Obelisk am Notschrei

Norden Süden
Passhöhe 1.119 m ü. NHN
Bundesland Baden-Württemberg
Talorte Oberried / Freiburg Todtnau
Ausbau Landesstraße 126 / 124
Erbaut 1849 1855
Gebirge Schwarzwald
Karte (Baden-Württemberg)
Notschrei (Baden-Württemberg)
Notschrei
Koordinaten 47° 52′ 33″ N, 7° 54′ 36″ O47.8756988888897.91000611111111119Koordinaten: 47° 52′ 33″ N, 7° 54′ 36″ O

Der Notschrei ist ein Gebirgspass im Südschwarzwald zwischen dem Dreisamtal im Raum Freiburg im Norden und dem oberen Wiesental im Süden. Er verbindet über die Landesstraße 126 die Talorte Oberried im Norden und Todtnau im Süden. Die Passhöhe mit 1119 m ü.NHN liegt auf der Gemarkung Todtnau. Die Landesstraße 124 beginnt am Notschrei und führt Richtung Nordwesten über die Halde am Schauinsland nach Freiburg. Vor dem Nordanstieg südlich von Oberried führt eine Stichstraße nach Osten in das zu Oberried gehörende St. Wilhelmer Tal; auf halber Höhe zweigt beim Steinwasen-Park die Kreisstraße 4996 nach Hofsgrund und zur Landesstraße 124 auf der Halde beim Schauinsland ab. Auf der Südseite liegen zwischen der Passhöhe und Todtnau die Ortschaften Muggenbrunn und Aftersteg, zwischen denen eine Stichstraße nach dem östlich gelegenen Todtnauberg führt. Nahe der Passhöhe entstand 1854 im Zuge des Straßenausbaus ein Gasthof ebenfalls mit dem Namen Notschrei, inzwischen ein Viersternehotel mit dem Namen Waldhotel am Notschreipass.

Inhaltsverzeichnis

Tourismus und Infrastruktur

Der Notschrei ist touristisch stark erschlossen. Er ist im Sommer Ausgangspunkt für Wanderungen Richtung Wiedener Eck, Schauinsland und Feldberg und im Winter Start der Notschrei-Loipen Richtung Schauinsland, Wiedener Eck, Stübenwasen und Feldberg. Zudem finden sich in der Nähe des Passes einige Skilifte und Hotels. Über den Notschrei führt außerdem die westliche Variante des Fernwanderweges Westweg des Schwarzwaldvereins.

Namensgebung

Die Straße führt vom Oberrieder Tal zur Passhöhe am sog. Schwendle, der Wasserscheide zwischen Dreisam- und Wiesental. Seit ihrer Fertigstellung 1848 trägt diese Stelle den Namen „Notschrei“. Dabei handelt es sich um einen geographischen Begriff und einen historischen Vorgang.

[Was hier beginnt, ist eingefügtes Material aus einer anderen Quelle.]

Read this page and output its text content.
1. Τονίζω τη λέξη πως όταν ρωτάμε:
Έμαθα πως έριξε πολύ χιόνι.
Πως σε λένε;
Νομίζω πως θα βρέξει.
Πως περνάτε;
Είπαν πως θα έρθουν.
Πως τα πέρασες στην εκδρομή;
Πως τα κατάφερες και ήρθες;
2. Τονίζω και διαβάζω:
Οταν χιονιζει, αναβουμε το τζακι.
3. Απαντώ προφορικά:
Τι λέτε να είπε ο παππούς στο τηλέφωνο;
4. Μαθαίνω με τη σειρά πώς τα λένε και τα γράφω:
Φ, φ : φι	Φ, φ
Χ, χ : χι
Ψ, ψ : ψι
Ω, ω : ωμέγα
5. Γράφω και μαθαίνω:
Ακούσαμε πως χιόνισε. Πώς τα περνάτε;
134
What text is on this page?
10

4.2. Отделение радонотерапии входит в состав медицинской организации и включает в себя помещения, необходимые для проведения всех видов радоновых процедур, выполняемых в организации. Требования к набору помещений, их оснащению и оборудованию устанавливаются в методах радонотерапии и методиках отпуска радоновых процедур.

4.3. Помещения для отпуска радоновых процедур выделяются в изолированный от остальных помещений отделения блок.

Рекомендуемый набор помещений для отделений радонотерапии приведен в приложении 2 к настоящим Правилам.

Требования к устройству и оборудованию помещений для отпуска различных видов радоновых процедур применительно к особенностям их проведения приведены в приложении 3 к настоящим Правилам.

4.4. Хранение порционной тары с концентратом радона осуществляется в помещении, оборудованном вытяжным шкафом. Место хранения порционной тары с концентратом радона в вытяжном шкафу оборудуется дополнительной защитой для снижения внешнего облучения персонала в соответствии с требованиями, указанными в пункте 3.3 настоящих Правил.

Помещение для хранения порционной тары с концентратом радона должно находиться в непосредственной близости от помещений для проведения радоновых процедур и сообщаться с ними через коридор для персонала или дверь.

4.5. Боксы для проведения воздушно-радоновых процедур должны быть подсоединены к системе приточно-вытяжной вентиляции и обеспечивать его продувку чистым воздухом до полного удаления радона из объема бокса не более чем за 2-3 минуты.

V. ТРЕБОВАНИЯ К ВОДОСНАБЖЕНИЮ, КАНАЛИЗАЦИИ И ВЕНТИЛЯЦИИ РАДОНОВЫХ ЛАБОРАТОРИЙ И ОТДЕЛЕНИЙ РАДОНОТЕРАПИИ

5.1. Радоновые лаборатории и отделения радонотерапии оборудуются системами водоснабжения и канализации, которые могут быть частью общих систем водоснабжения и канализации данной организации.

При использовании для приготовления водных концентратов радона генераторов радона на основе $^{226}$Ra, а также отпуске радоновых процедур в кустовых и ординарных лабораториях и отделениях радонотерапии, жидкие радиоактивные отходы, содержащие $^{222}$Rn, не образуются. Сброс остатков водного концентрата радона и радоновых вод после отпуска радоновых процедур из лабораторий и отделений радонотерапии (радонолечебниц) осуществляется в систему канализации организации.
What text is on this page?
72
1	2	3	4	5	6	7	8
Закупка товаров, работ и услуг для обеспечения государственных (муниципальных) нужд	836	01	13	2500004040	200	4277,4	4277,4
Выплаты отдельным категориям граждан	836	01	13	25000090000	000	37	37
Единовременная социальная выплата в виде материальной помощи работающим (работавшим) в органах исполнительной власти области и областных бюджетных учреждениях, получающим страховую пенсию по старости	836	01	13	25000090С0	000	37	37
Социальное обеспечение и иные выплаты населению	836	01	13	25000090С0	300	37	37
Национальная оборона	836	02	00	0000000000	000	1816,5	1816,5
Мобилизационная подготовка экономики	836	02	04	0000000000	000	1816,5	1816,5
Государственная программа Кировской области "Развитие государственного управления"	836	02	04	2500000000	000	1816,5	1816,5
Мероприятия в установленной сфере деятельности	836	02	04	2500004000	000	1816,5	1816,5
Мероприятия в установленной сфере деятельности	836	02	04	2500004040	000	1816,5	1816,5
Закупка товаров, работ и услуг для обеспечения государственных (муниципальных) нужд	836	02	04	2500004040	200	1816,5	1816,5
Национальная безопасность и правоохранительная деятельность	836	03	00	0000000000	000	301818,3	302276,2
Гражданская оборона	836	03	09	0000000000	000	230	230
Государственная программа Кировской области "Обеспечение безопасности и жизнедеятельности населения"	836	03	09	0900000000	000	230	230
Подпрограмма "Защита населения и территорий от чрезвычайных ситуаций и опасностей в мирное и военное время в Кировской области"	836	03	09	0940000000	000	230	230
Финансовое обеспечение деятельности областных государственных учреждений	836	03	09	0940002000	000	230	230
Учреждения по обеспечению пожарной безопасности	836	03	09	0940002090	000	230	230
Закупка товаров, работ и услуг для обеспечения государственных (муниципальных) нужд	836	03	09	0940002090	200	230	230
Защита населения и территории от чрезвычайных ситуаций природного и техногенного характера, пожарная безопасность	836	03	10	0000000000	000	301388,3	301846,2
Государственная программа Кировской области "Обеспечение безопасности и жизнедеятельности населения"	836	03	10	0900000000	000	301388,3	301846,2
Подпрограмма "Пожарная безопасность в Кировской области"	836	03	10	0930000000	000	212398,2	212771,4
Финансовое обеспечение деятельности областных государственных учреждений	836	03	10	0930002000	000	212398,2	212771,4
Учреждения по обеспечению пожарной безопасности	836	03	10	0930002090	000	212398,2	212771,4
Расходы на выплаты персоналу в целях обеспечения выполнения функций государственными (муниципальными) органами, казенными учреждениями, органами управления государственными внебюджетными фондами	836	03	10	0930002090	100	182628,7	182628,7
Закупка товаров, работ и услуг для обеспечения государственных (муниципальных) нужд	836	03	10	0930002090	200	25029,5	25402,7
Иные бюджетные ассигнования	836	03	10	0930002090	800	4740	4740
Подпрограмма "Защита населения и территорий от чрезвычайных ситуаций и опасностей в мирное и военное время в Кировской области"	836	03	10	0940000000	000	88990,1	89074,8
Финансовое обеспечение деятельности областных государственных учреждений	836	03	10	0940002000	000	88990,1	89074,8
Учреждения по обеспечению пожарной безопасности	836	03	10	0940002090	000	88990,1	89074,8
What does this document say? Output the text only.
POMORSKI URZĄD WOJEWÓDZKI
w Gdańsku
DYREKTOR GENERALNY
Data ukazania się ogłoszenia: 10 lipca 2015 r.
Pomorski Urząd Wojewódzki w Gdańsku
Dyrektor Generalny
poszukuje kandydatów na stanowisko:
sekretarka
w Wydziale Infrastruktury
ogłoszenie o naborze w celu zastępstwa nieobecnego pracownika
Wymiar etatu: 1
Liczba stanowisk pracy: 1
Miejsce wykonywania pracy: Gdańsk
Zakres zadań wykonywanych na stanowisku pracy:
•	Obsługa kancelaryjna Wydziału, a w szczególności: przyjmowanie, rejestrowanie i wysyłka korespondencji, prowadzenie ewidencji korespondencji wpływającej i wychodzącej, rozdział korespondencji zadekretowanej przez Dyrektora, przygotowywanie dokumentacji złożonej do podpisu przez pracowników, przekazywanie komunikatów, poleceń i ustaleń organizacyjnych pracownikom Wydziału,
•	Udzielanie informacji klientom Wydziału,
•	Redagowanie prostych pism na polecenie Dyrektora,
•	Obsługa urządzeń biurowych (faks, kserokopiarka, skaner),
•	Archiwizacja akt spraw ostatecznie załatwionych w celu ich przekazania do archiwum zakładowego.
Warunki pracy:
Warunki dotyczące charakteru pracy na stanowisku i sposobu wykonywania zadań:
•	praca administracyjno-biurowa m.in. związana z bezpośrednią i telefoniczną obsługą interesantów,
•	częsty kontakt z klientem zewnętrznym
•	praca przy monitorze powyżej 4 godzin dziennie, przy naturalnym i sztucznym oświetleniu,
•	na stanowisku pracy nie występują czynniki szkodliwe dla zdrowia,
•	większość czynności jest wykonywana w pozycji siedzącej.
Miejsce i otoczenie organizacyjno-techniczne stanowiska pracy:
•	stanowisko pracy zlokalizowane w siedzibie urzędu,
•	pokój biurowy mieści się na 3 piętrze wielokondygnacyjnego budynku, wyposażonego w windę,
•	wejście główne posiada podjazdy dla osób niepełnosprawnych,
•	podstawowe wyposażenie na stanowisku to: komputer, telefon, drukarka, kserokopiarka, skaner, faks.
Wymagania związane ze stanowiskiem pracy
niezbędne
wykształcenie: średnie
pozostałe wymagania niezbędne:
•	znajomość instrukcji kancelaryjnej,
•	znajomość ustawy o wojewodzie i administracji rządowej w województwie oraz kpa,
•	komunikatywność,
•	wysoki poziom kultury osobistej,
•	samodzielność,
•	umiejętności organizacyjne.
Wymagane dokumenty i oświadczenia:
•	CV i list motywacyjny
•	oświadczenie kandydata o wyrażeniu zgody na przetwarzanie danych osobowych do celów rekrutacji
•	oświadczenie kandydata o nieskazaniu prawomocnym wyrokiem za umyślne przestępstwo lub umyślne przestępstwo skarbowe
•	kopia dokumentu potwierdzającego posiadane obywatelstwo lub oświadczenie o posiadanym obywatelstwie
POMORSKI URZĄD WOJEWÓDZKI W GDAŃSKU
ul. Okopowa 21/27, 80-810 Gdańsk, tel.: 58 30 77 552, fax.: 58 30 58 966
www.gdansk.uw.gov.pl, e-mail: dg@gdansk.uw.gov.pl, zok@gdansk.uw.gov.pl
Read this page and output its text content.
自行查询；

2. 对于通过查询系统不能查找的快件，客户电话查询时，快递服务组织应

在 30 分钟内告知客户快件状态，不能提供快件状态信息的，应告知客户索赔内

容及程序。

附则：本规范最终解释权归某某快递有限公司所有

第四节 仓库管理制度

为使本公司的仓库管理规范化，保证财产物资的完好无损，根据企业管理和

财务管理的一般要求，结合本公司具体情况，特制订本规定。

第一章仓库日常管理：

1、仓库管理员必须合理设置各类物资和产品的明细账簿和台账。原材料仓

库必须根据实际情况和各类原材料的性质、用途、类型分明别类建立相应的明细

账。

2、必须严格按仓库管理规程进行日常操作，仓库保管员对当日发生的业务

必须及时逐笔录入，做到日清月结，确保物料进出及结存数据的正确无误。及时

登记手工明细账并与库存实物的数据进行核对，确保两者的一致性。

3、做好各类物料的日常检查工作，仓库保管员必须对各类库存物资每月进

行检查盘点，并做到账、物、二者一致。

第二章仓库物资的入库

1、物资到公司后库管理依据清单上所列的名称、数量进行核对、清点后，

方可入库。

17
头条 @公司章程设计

1780, noch unter der Regierung Vorderösterreichs, wurde der Bau einer Passstraße von Todtnau nach Oberried über den 1119 m hohen Schwendle geplant, um das Gebiet um Sankt Blasien und Waldshut besser an den Breisgau anzubinden. Als Todtnau unter Napoleon badisch wurde, brauchte der Ort neue Impulse, denn der Bergbau war am Ende. Strukturwandel war also dringend notwendig, und erste industrielle Entwicklungen kam durch Zuzug schweizer Kapitals zustande. So gab es bald zahlreiche Manufakturen wie Bürstenfabriken (die erste 1765), eine Zuckerfabrik (die erste 1826), eine Papierfabrik und Spinnereien. Nur konnte die Ware nirgendwo abgesetzt werden, so abgelegen waren das Tal und seine Gemeinden. Freiburg, damals bereits florierende Stadt im Breisgau, war auf direktem Wege mit dem Fuhrwerk nicht einmal erreichbar. Es gab nur einen steilen Weg, der über Aftersteg, Muggenbrunn, die Halde und Horben nach Günterstal führte und im Winter oft unzugänglich war. Zwischen Todtnau und Halde mussten zunächst 500 Höhenmeter nach oben überwunden werden und in die andere Richtung nach Horben wieder 500–600 m Richtung Tal. Dieser Weg konnte überhaupt nur mit Saumpferden und zweirädrigen Handkarren bewältigt werden.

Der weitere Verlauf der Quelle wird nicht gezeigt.